The above New York Times articles speaks to one of the many drivers behind the Living Proof Project.
This site intends to become an educational resource to challenge the norms of education. Knowledge is merely potential power. It’s the first step. So then what does it take to be able to put that knowledge into action? What are the conditions needed for someone to be able to take their knowledge and have the courage to invent their own career path?
In this article, Thomas Friedman interviews Education specialist/author, Tony Wagner. His main message, we need to focus on teaching skills and instilling intrinsic motivation to learn. Here’s an excerpt:
“Every young person will continue to need basic knowledge, of course,” he said. “But they will need skills and motivation even more. Of these three education goals, motivation is the most critical. Young people who are intrinsically motivated — curious, persistent, and willing to take risks — will learn new knowledge and skills continuously.

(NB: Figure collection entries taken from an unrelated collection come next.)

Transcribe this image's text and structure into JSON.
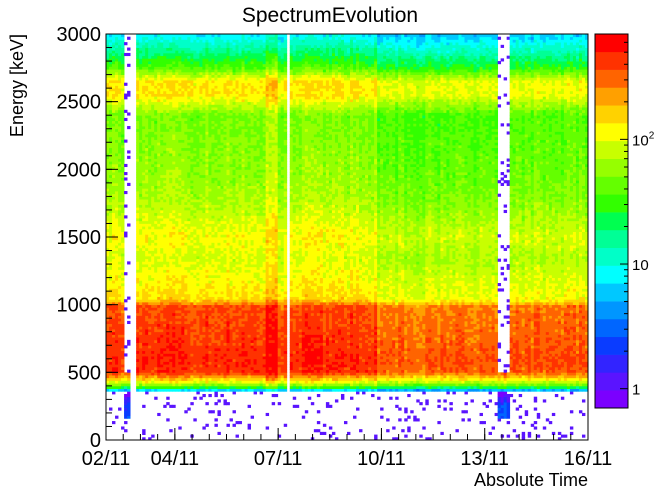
{
  "chart_data": {
    "type": "heatmap",
    "title": "SpectrumEvolution",
    "xlabel": "Absolute Time",
    "ylabel": "Energy [keV]",
    "x_ticks": [
      "02/11",
      "04/11",
      "07/11",
      "10/11",
      "13/11",
      "16/11"
    ],
    "x_tick_days": [
      2,
      4,
      7,
      10,
      13,
      16
    ],
    "xlim_days": [
      2,
      16
    ],
    "y_ticks": [
      0,
      500,
      1000,
      1500,
      2000,
      2500,
      3000
    ],
    "ylim": [
      0,
      3000
    ],
    "z_scale": "log",
    "z_range": [
      0.7,
      700
    ],
    "z_ticks": [
      {
        "value": 1,
        "label": "1"
      },
      {
        "value": 10,
        "label": "10"
      },
      {
        "value": 100,
        "label": "10",
        "sup": "2"
      }
    ],
    "palette": [
      "#7b00ff",
      "#5a14ff",
      "#3224ff",
      "#0a3cff",
      "#0066ff",
      "#0096ff",
      "#00c8ff",
      "#00ffff",
      "#00ffc8",
      "#00ff96",
      "#00ff50",
      "#32ff00",
      "#64ff00",
      "#96ff00",
      "#c8ff00",
      "#ffff00",
      "#ffd200",
      "#ffa000",
      "#ff6400",
      "#ff3200",
      "#ff0000"
    ],
    "spectrum_profile": [
      {
        "energy_kev": 250,
        "counts": 3
      },
      {
        "energy_kev": 350,
        "counts": 1
      },
      {
        "energy_kev": 380,
        "counts": 20
      },
      {
        "energy_kev": 420,
        "counts": 90
      },
      {
        "energy_kev": 500,
        "counts": 450
      },
      {
        "energy_kev": 600,
        "counts": 500
      },
      {
        "energy_kev": 700,
        "counts": 450
      },
      {
        "energy_kev": 800,
        "counts": 420
      },
      {
        "energy_kev": 900,
        "counts": 400
      },
      {
        "energy_kev": 990,
        "counts": 380
      },
      {
        "energy_kev": 1040,
        "counts": 150
      },
      {
        "energy_kev": 1200,
        "counts": 120
      },
      {
        "energy_kev": 1350,
        "counts": 95
      },
      {
        "energy_kev": 1500,
        "counts": 120
      },
      {
        "energy_kev": 1650,
        "counts": 90
      },
      {
        "energy_kev": 1800,
        "counts": 70
      },
      {
        "energy_kev": 2000,
        "counts": 60
      },
      {
        "energy_kev": 2200,
        "counts": 55
      },
      {
        "energy_kev": 2400,
        "counts": 50
      },
      {
        "energy_kev": 2550,
        "counts": 140
      },
      {
        "energy_kev": 2650,
        "counts": 140
      },
      {
        "energy_kev": 2750,
        "counts": 40
      },
      {
        "energy_kev": 2900,
        "counts": 15
      },
      {
        "energy_kev": 3000,
        "counts": 8
      }
    ],
    "gaps_days": [
      [
        2.58,
        2.66
      ],
      [
        2.72,
        2.86
      ],
      [
        7.27,
        7.35
      ],
      [
        13.4,
        13.74
      ]
    ],
    "sparse_days": [
      [
        2.56,
        2.7
      ],
      [
        13.4,
        13.74
      ]
    ],
    "rate_scale_days": [
      {
        "from": 2.0,
        "to": 2.58,
        "scale": 0.9
      },
      {
        "from": 2.86,
        "to": 6.6,
        "scale": 1.0
      },
      {
        "from": 6.6,
        "to": 7.0,
        "scale": 1.3
      },
      {
        "from": 7.0,
        "to": 7.27,
        "scale": 0.9
      },
      {
        "from": 7.35,
        "to": 9.9,
        "scale": 1.0
      },
      {
        "from": 9.9,
        "to": 13.4,
        "scale": 0.7
      },
      {
        "from": 13.74,
        "to": 16.0,
        "scale": 0.75
      }
    ]
  }
}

They will be able to find new opportunities or create their own — a disposition that will be increasingly important as many traditional careers disappear.”
So what should be the focus of education reform today?
“We teach and test things most students have no interest in and will never need, and facts that they can Google and will forget as soon as the test is over,” said Wagner. “Because of this, the longer kids are in school, the less motivated they become. Gallup’s recent survey showed student engagement going from 80 percent in fifth grade to 40 percent in high school. More than a century ago, we ‘reinvented’ the one-room schoolhouse and created factory schools for the industrial economy. Reimagining schools for the 21st-century must be our highest priority. We need to focus more on teaching the skill and will to learn and to make a difference and bring the three most powerful ingredients of intrinsic motivation into the classroom: play, passion and purpose.”
It is my hope to introduce you to stories of people who have invented their paths.